Para ela, isso mostra que o racismo é um problema central na academia, com um peso muito grande para as mulheres. “Redes de colaboração são muito importantes no fazer ciência, especialmente neste momento da pandemia”, diz. “E, apesar de não avaliarmos isto diretamente neste levantamento, acreditamos que seja uma parte da razão desse cenário que vimos, em relação às submissões durante a pandemia. Esperamos, com nossos dados, fomentar a discussão de como diminuir estes impactos do isolamento social na carreira das cientistas”.
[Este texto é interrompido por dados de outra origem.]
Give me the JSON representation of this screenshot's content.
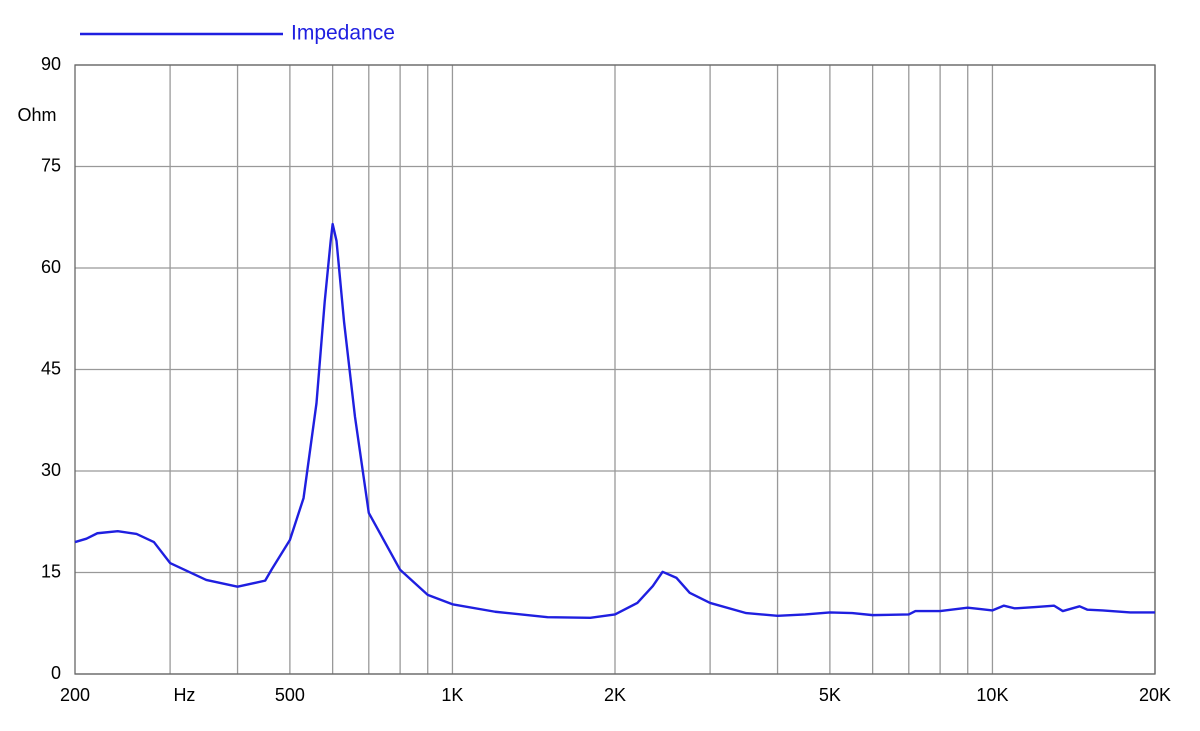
{
  "chart_data": {
    "type": "line",
    "xlabel": "Hz",
    "ylabel": "Ohm",
    "log_x": true,
    "grid": true,
    "xlim": [
      200,
      20000
    ],
    "ylim": [
      0,
      90
    ],
    "yticks": [
      0,
      15,
      30,
      45,
      60,
      75,
      90
    ],
    "xticks": [
      200,
      {
        "value": 500,
        "label": "500"
      },
      {
        "value": 1000,
        "label": "1K"
      },
      {
        "value": 2000,
        "label": "2K"
      },
      {
        "value": 5000,
        "label": "5K"
      },
      {
        "value": 10000,
        "label": "10K"
      },
      {
        "value": 20000,
        "label": "20K"
      }
    ],
    "xgrid": [
      300,
      400,
      500,
      600,
      700,
      800,
      900,
      1000,
      2000,
      3000,
      4000,
      5000,
      6000,
      7000,
      8000,
      9000,
      10000,
      20000
    ],
    "series": [
      {
        "name": "Impedance",
        "color": "#1f1fe0",
        "x": [
          200,
          210,
          220,
          240,
          260,
          280,
          300,
          350,
          400,
          450,
          463,
          500,
          530,
          560,
          580,
          595,
          600,
          610,
          630,
          660,
          700,
          800,
          900,
          1000,
          1200,
          1500,
          1800,
          2000,
          2200,
          2350,
          2450,
          2600,
          2750,
          3000,
          3500,
          4000,
          4500,
          5000,
          5500,
          6000,
          7000,
          7200,
          8000,
          9000,
          9500,
          10000,
          10500,
          11000,
          12000,
          13000,
          13500,
          14500,
          15000,
          16000,
          18000,
          20000
        ],
        "values": [
          19.5,
          20,
          20.8,
          21.1,
          20.7,
          19.5,
          16.4,
          13.9,
          12.9,
          13.8,
          15.5,
          19.8,
          26,
          40,
          55,
          64,
          66.5,
          64,
          52,
          38,
          23.8,
          15.4,
          11.7,
          10.3,
          9.2,
          8.4,
          8.3,
          8.8,
          10.5,
          13,
          15.1,
          14.2,
          12,
          10.5,
          9,
          8.6,
          8.8,
          9.1,
          9,
          8.7,
          8.8,
          9.3,
          9.3,
          9.8,
          9.6,
          9.4,
          10.1,
          9.7,
          9.9,
          10.1,
          9.3,
          10,
          9.5,
          9.4,
          9.1,
          9.1
        ]
      }
    ]
  }
}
Em termos de políticas públicas, é necessário, segundo ela, que as agências de fomento prorroguem prazos. Em todos os aspectos, para editais de bolsas, de financiamento, para prestação de contas e entrega de relatórios. “Isso é fundamental para que aqueles que estejam envolvidos com cuidado neste momento não percam a chance de concorrer nesses editais”, diz Fernanda. “Além disso, a implementação das ações em relação à avaliação diferencial de currículos neles será mais necessária do que nunca”.